The quilt has clips that attach to 2mm cords (included) you tie around your sleeping pad. The clips can slide along the cords so as you move around in the night the quilt adjusts to your position. (You can also lock the clips on the cords if you want to prevent movement.) There are also a couple of straps you can snap on that approximate a traditional sleeping bag, but these still leave a bunch of gaps so if you want a sleeping bag that closes up entirely this isn’t a solution for you.
When I first got the quilt I was amazed at how warm and luxurious it was for the weight. With 850 fill power water-resistant down it was puffy beyond puffy with a loft of almost 3.25 inches. That water-resistant down (and a water-resistant Pertex shell) mean that condensation or leaks in your tent won’t dampen your mood.
My first trip with the quilt was to a cold, windy, and snowy destination on Kendall Knob overlooking Snoqualmie Pass. We climbed for two hours through fresh snow and a tangled forest to the viewpoint.
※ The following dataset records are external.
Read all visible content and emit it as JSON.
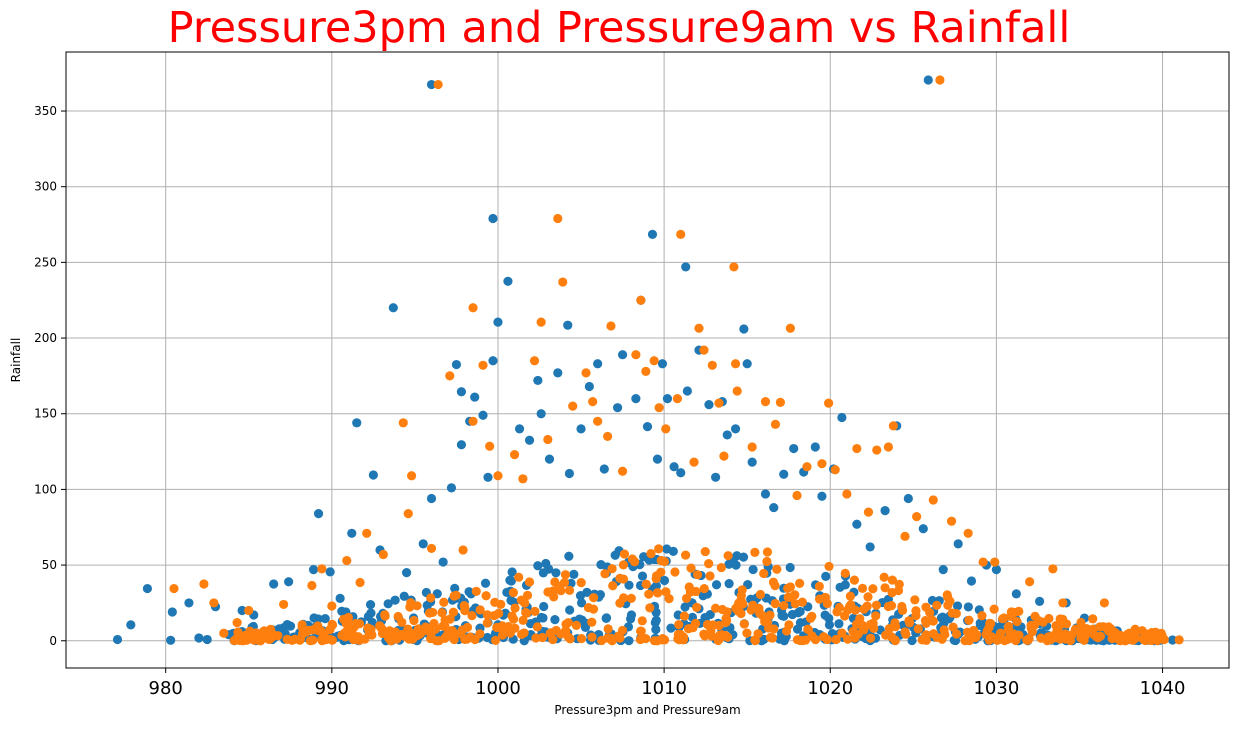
{
  "chart_data": {
    "type": "scatter",
    "title": "Pressure3pm and Pressure9am vs Rainfall",
    "title_color": "#ff0000",
    "xlabel": "Pressure3pm and Pressure9am",
    "ylabel": "Rainfall",
    "xlim": [
      974,
      1044
    ],
    "ylim": [
      -18,
      389
    ],
    "xticks": [
      980,
      990,
      1000,
      1010,
      1020,
      1030,
      1040
    ],
    "yticks": [
      0,
      50,
      100,
      150,
      200,
      250,
      300,
      350
    ],
    "grid": true,
    "series": [
      {
        "color": "#1f77b4",
        "points": [
          [
            977.1,
            0.8
          ],
          [
            977.9,
            10.5
          ],
          [
            978.9,
            34.5
          ],
          [
            980.3,
            0.3
          ],
          [
            980.4,
            19.0
          ],
          [
            981.4,
            25.0
          ],
          [
            982.0,
            1.8
          ],
          [
            982.5,
            0.8
          ],
          [
            983.0,
            22.5
          ],
          [
            983.8,
            4.0
          ],
          [
            984.6,
            20.0
          ],
          [
            985.3,
            17.0
          ],
          [
            986.0,
            4.5
          ],
          [
            986.5,
            37.5
          ],
          [
            987.4,
            39.0
          ],
          [
            988.9,
            47.0
          ],
          [
            989.2,
            84.0
          ],
          [
            989.9,
            45.5
          ],
          [
            990.5,
            28.0
          ],
          [
            991.2,
            71.0
          ],
          [
            991.5,
            144.0
          ],
          [
            992.2,
            16.0
          ],
          [
            992.5,
            109.5
          ],
          [
            992.9,
            60.0
          ],
          [
            993.7,
            220.0
          ],
          [
            994.5,
            45.0
          ],
          [
            995.5,
            64.0
          ],
          [
            996.0,
            94.0
          ],
          [
            996.0,
            367.5
          ],
          [
            996.7,
            52.0
          ],
          [
            997.2,
            101.0
          ],
          [
            997.5,
            182.5
          ],
          [
            997.8,
            129.5
          ],
          [
            997.8,
            164.5
          ],
          [
            998.3,
            145.0
          ],
          [
            998.6,
            161.0
          ],
          [
            999.1,
            149.0
          ],
          [
            999.4,
            108.0
          ],
          [
            999.7,
            279.0
          ],
          [
            999.7,
            185.0
          ],
          [
            1000.0,
            210.5
          ],
          [
            1000.6,
            237.5
          ],
          [
            1001.3,
            140.0
          ],
          [
            1001.9,
            132.5
          ],
          [
            1002.4,
            172.0
          ],
          [
            1002.6,
            150.0
          ],
          [
            1003.1,
            120.0
          ],
          [
            1003.6,
            177.0
          ],
          [
            1004.2,
            208.5
          ],
          [
            1004.3,
            110.5
          ],
          [
            1005.0,
            140.0
          ],
          [
            1005.5,
            168.0
          ],
          [
            1006.0,
            183.0
          ],
          [
            1006.4,
            113.5
          ],
          [
            1007.2,
            154.0
          ],
          [
            1007.5,
            189.0
          ],
          [
            1008.3,
            160.0
          ],
          [
            1008.6,
            225.0
          ],
          [
            1009.0,
            141.5
          ],
          [
            1009.3,
            268.5
          ],
          [
            1009.6,
            120.0
          ],
          [
            1009.9,
            183.0
          ],
          [
            1010.2,
            160.0
          ],
          [
            1010.6,
            115.0
          ],
          [
            1011.0,
            111.0
          ],
          [
            1011.3,
            247.0
          ],
          [
            1011.4,
            165.0
          ],
          [
            1012.1,
            192.0
          ],
          [
            1012.7,
            156.0
          ],
          [
            1013.1,
            108.0
          ],
          [
            1013.5,
            158.0
          ],
          [
            1013.8,
            136.0
          ],
          [
            1014.3,
            140.0
          ],
          [
            1014.8,
            206.0
          ],
          [
            1015.0,
            183.0
          ],
          [
            1015.3,
            118.0
          ],
          [
            1016.1,
            97.0
          ],
          [
            1016.6,
            88.0
          ],
          [
            1017.2,
            110.0
          ],
          [
            1017.8,
            127.0
          ],
          [
            1018.4,
            111.5
          ],
          [
            1019.1,
            128.0
          ],
          [
            1019.5,
            95.5
          ],
          [
            1020.2,
            113.5
          ],
          [
            1020.7,
            147.5
          ],
          [
            1021.6,
            77.0
          ],
          [
            1022.4,
            62.0
          ],
          [
            1023.3,
            86.0
          ],
          [
            1024.0,
            142.0
          ],
          [
            1024.7,
            94.0
          ],
          [
            1025.6,
            74.0
          ],
          [
            1025.9,
            370.5
          ],
          [
            1026.8,
            47.0
          ],
          [
            1027.7,
            64.0
          ],
          [
            1028.5,
            39.5
          ],
          [
            1029.4,
            50.0
          ],
          [
            1030.0,
            47.0
          ],
          [
            1031.2,
            31.0
          ],
          [
            1032.6,
            26.0
          ],
          [
            1034.2,
            25.0
          ],
          [
            1035.3,
            15.0
          ],
          [
            1036.7,
            5.0
          ],
          [
            1038.0,
            1.5
          ],
          [
            1039.6,
            0.8
          ],
          [
            1040.6,
            0.5
          ]
        ]
      },
      {
        "color": "#ff7f0e",
        "points": [
          [
            980.5,
            34.5
          ],
          [
            982.3,
            37.5
          ],
          [
            982.9,
            25.0
          ],
          [
            983.5,
            5.0
          ],
          [
            984.3,
            12.0
          ],
          [
            985.0,
            20.0
          ],
          [
            985.8,
            3.0
          ],
          [
            987.1,
            24.0
          ],
          [
            988.8,
            36.5
          ],
          [
            989.4,
            47.5
          ],
          [
            990.0,
            23.0
          ],
          [
            990.9,
            53.0
          ],
          [
            991.7,
            38.5
          ],
          [
            992.1,
            71.0
          ],
          [
            993.1,
            57.0
          ],
          [
            994.3,
            144.0
          ],
          [
            994.6,
            84.0
          ],
          [
            994.8,
            109.0
          ],
          [
            996.0,
            61.0
          ],
          [
            996.4,
            367.5
          ],
          [
            997.1,
            175.0
          ],
          [
            997.9,
            60.0
          ],
          [
            998.5,
            220.0
          ],
          [
            998.5,
            145.0
          ],
          [
            999.1,
            182.0
          ],
          [
            999.5,
            128.5
          ],
          [
            1000.0,
            109.0
          ],
          [
            1001.0,
            123.0
          ],
          [
            1001.5,
            107.0
          ],
          [
            1002.2,
            185.0
          ],
          [
            1002.6,
            210.5
          ],
          [
            1003.0,
            133.0
          ],
          [
            1003.6,
            279.0
          ],
          [
            1003.9,
            237.0
          ],
          [
            1004.5,
            155.0
          ],
          [
            1005.3,
            177.0
          ],
          [
            1005.7,
            158.0
          ],
          [
            1006.0,
            145.0
          ],
          [
            1006.6,
            135.0
          ],
          [
            1006.8,
            208.0
          ],
          [
            1007.5,
            112.0
          ],
          [
            1008.3,
            189.0
          ],
          [
            1008.6,
            225.0
          ],
          [
            1008.9,
            178.0
          ],
          [
            1009.4,
            185.0
          ],
          [
            1009.7,
            154.0
          ],
          [
            1010.1,
            140.0
          ],
          [
            1010.8,
            160.0
          ],
          [
            1011.0,
            268.5
          ],
          [
            1011.8,
            118.0
          ],
          [
            1012.1,
            206.5
          ],
          [
            1012.4,
            192.0
          ],
          [
            1012.9,
            182.0
          ],
          [
            1013.3,
            157.0
          ],
          [
            1013.6,
            122.0
          ],
          [
            1014.2,
            247.0
          ],
          [
            1014.3,
            183.0
          ],
          [
            1014.4,
            165.0
          ],
          [
            1015.3,
            128.0
          ],
          [
            1016.1,
            158.0
          ],
          [
            1016.7,
            143.0
          ],
          [
            1017.0,
            157.5
          ],
          [
            1017.6,
            206.5
          ],
          [
            1018.0,
            96.0
          ],
          [
            1018.6,
            115.0
          ],
          [
            1019.5,
            117.0
          ],
          [
            1019.9,
            157.0
          ],
          [
            1020.3,
            113.0
          ],
          [
            1021.0,
            97.0
          ],
          [
            1021.6,
            127.0
          ],
          [
            1022.3,
            85.0
          ],
          [
            1022.8,
            126.0
          ],
          [
            1023.5,
            128.0
          ],
          [
            1023.8,
            142.0
          ],
          [
            1024.5,
            69.0
          ],
          [
            1025.2,
            82.0
          ],
          [
            1026.2,
            93.0
          ],
          [
            1026.6,
            370.5
          ],
          [
            1027.3,
            79.0
          ],
          [
            1028.3,
            71.0
          ],
          [
            1029.2,
            52.0
          ],
          [
            1029.9,
            52.0
          ],
          [
            1030.9,
            19.0
          ],
          [
            1032.0,
            39.0
          ],
          [
            1033.4,
            47.5
          ],
          [
            1034.0,
            25.0
          ],
          [
            1035.8,
            14.5
          ],
          [
            1036.5,
            25.0
          ],
          [
            1037.0,
            4.0
          ],
          [
            1038.4,
            2.0
          ],
          [
            1040.1,
            0.8
          ],
          [
            1041.0,
            0.6
          ]
        ]
      }
    ]
  }
}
By the time I was all set up I was eager to climb into my bed. First impression was excellent. I was snuggled under the down and perfectly happy. However, I discovered my sleeping pad wasn’t up to the challenge. I had only an average insulating pad (R-value of about 3) that left me feeling the cold seeping up from the snow. The quilt did great on top, but it was a long night without much warmth below.
Any good gear tester knows that a single test isn’t sufficient so I headed to a secluded glen near Steven’s Pass a few weeks later with a better pad. This time the pad had down in it (R-value almost 6!) and I was warm all night long. In the morning I was surprised to find the cover of the bag soaked, but its insulating power wasn’t affected at all. (Big difference from my usual down bags without a water-resistant shell.)
The big takeaway from these two experiences is that the Flex 15F quilt is a big improvement when compared with a traditional down mummy sleeping bag. However, a higher level of insulation is required so make sure your sleeping pad is up to the challenge.
Katabatic Gear Flex 15F, $410-$475 USD
Made in the USA with certified responsibly-sourced down.